Tuesday, May 17, 2011

Hanselminutes #266 and Alt.Net Seattle’s "Open Source in Business"

I just finished listening to Hanselminutes Open Source vs. Making Money vs. Freaking Lasers - Are we all Evil? With Chris Sells and it reminded me of the Open Source in Business session that I attended at Alt.Net Seattle. This post is attempting to tie these two things together.

Open Source vs. Commercial Software

Should we share our non-core software? Scott and Chris suggest that open sourcing your software is a cost. If you open source a project to increase good will among the programmer community; it is a good thing but not necessarily profitable.

In Alt.Net Seattle’s Open Source in Business, a couple of participants claim that their companies benefited from "free" programming and used the contributor’s list to fill positions.

Scott and Chris talk about the Portland open source culture and how making money isn’t necessarily the biggest thing in Portland. Some of the open source that way to keep more of what they make.

Companies Being Evil

Apple and Google have done evil things in the last few years, but Microsoft is still evil. Scott and Chris suggested that Microsoft isn’t well organized enough to be evil. No company of any size is beloved by everyone.

Is evil associated with making money over customers? In any publicly traded company, stock holder value is king over everything else. Microsoft may feel more evil because they charge us directly. People may like them better if pricing was less complicated (the pricing discussion goes on from there, but I won’t go there in this post).

Since Google and Facebook make money from advertising and don't charge us anything, they feel less evil (Facebook privacy policy makes them feel more evil to me).

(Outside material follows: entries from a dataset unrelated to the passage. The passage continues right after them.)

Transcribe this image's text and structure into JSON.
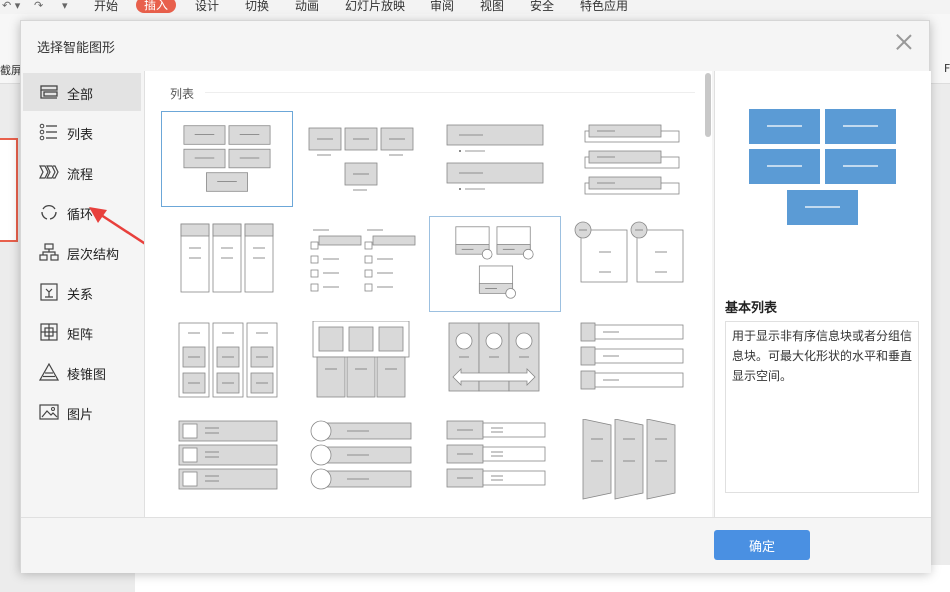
{
  "ribbon": {
    "tabs": [
      "开始",
      "插入",
      "设计",
      "切换",
      "动画",
      "幻灯片放映",
      "审阅",
      "视图",
      "安全",
      "特色应用"
    ],
    "active_tab": "插入",
    "left_label": "截屏",
    "right_label": "F"
  },
  "dialog": {
    "title": "选择智能图形",
    "close_icon": "close-icon"
  },
  "sidebar": {
    "items": [
      {
        "label": "全部",
        "icon": "all-icon"
      },
      {
        "label": "列表",
        "icon": "list-icon"
      },
      {
        "label": "流程",
        "icon": "process-icon"
      },
      {
        "label": "循环",
        "icon": "cycle-icon"
      },
      {
        "label": "层次结构",
        "icon": "hierarchy-icon"
      },
      {
        "label": "关系",
        "icon": "relationship-icon"
      },
      {
        "label": "矩阵",
        "icon": "matrix-icon"
      },
      {
        "label": "棱锥图",
        "icon": "pyramid-icon"
      },
      {
        "label": "图片",
        "icon": "picture-icon"
      }
    ],
    "active_index": 0
  },
  "main": {
    "section_label": "列表",
    "selected_index": 0
  },
  "preview": {
    "title": "基本列表",
    "description": "用于显示非有序信息块或者分组信息块。可最大化形状的水平和垂直显示空间。",
    "accent": "#5b9bd5"
  },
  "footer": {
    "ok_label": "确定"
  },
  "colors": {
    "accent_red": "#e8604c",
    "selection": "#6ca7d8",
    "button": "#4a90e2",
    "shape_fill": "#d9d9d9",
    "shape_stroke": "#888888"
  }
}
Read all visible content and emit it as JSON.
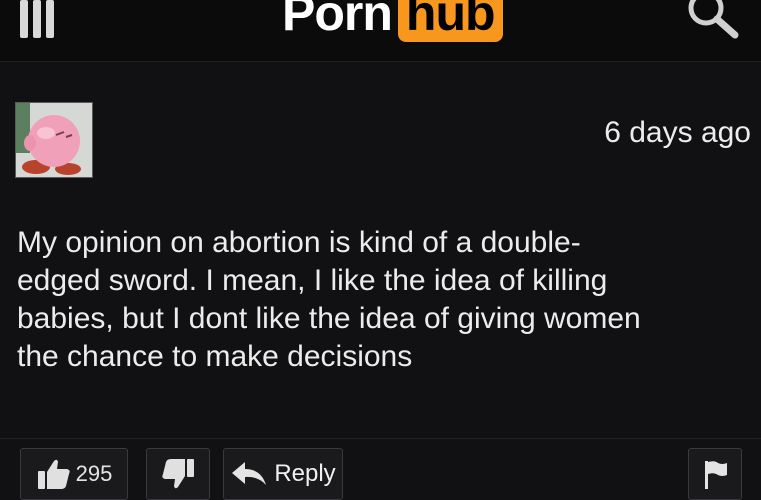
{
  "header": {
    "logo_part1": "Porn",
    "logo_part2": "hub",
    "menu_icon": "hamburger-menu-icon",
    "search_icon": "search-icon"
  },
  "comment": {
    "avatar_icon": "pink-character-avatar",
    "timestamp": "6 days ago",
    "text": "My opinion on abortion is kind of a double-edged sword. I mean, I like the idea of killing babies, but I dont like the idea of giving women the chance to make decisions",
    "lines": [
      "My opinion on abortion is kind of a double-",
      "edged sword. I mean, I like the idea of killing",
      "babies, but I dont like the idea of giving women",
      "the chance to make decisions"
    ]
  },
  "actions": {
    "like_icon": "thumbs-up-icon",
    "like_count": "295",
    "dislike_icon": "thumbs-down-icon",
    "reply_icon": "reply-arrow-icon",
    "reply_label": "Reply",
    "flag_icon": "flag-icon"
  },
  "colors": {
    "background": "#111113",
    "brand_accent": "#f7971d",
    "text": "#ececec"
  }
}
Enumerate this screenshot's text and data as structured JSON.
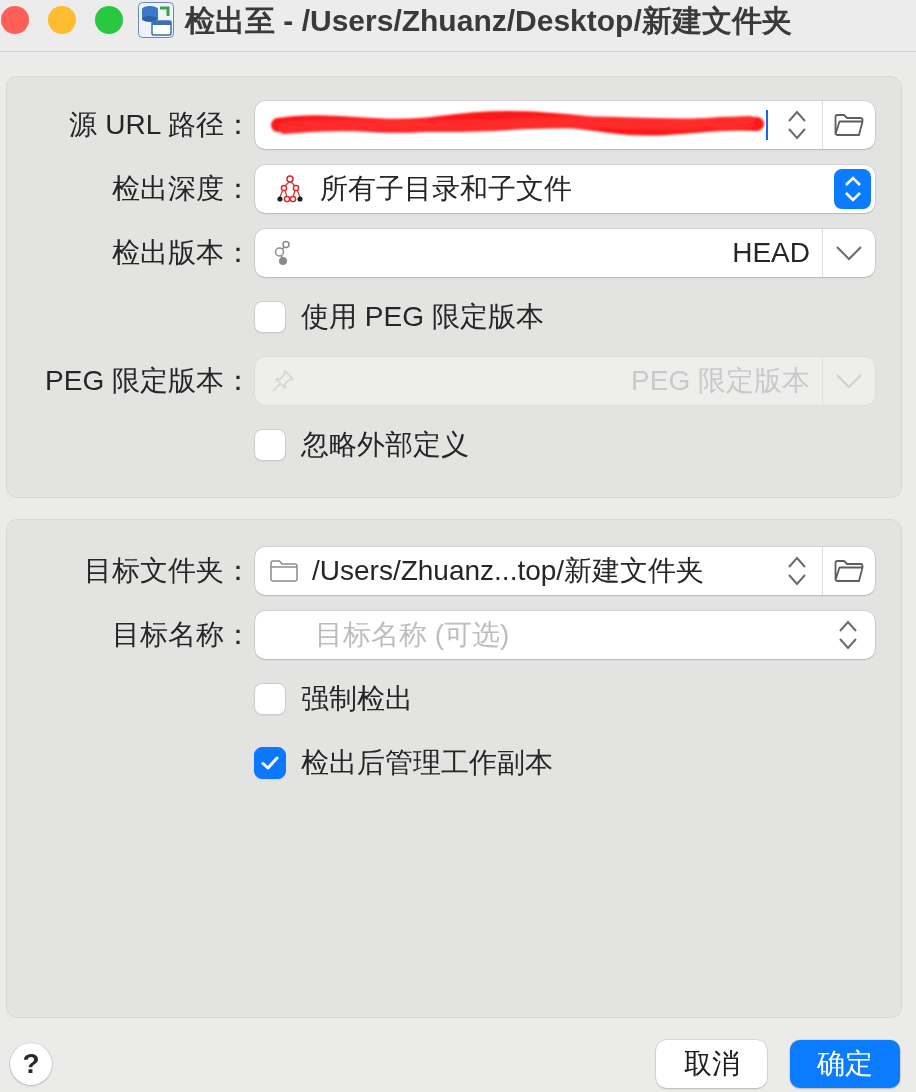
{
  "window": {
    "title": "检出至 - /Users/Zhuanz/Desktop/新建文件夹"
  },
  "source_section": {
    "rows": [
      {
        "kind": "source",
        "label": "源 URL 路径：",
        "redacted": true,
        "focused": true
      },
      {
        "kind": "depth",
        "label": "检出深度：",
        "value": "所有子目录和子文件"
      },
      {
        "kind": "revision",
        "label": "检出版本：",
        "value": "HEAD",
        "disabled": false
      },
      {
        "kind": "checkbox",
        "label": "使用 PEG 限定版本",
        "checked": false
      },
      {
        "kind": "peg",
        "label": "PEG 限定版本：",
        "placeholder": "PEG 限定版本",
        "disabled": true
      },
      {
        "kind": "checkbox",
        "label": "忽略外部定义",
        "checked": false
      }
    ]
  },
  "target_section": {
    "rows": [
      {
        "kind": "folder",
        "label": "目标文件夹：",
        "value": "/Users/Zhuanz...top/新建文件夹"
      },
      {
        "kind": "name",
        "label": "目标名称：",
        "placeholder": "目标名称 (可选)"
      },
      {
        "kind": "checkbox",
        "label": "强制检出",
        "checked": false
      },
      {
        "kind": "checkbox",
        "label": "检出后管理工作副本",
        "checked": true
      }
    ]
  },
  "footer": {
    "help": "?",
    "buttons": [
      {
        "label": "取消",
        "primary": false
      },
      {
        "label": "确定",
        "primary": true
      }
    ]
  }
}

Originality of .NET Open Source

At Alt.NET we also discussed the relative lack of originality in the .NET ecosystem. Many of the major open source projects (NHibernate, NUnit, etc.) are copies of Java open source projects. Perhaps many .NET developers are shy about starting ambitious open source project fearing that Microsoft will somehow co-opt it. Perhaps Microsoft is too disorganized to get out of the way of some cool open source project.

This may be the way that Microsoft is evil. It also could be that the companies that use Microsoft software are more conservative and value safety over innovation. I've worked for a few companies that view open source as evil -- to these companies, Microsoft is a crusader fighting against the chaos.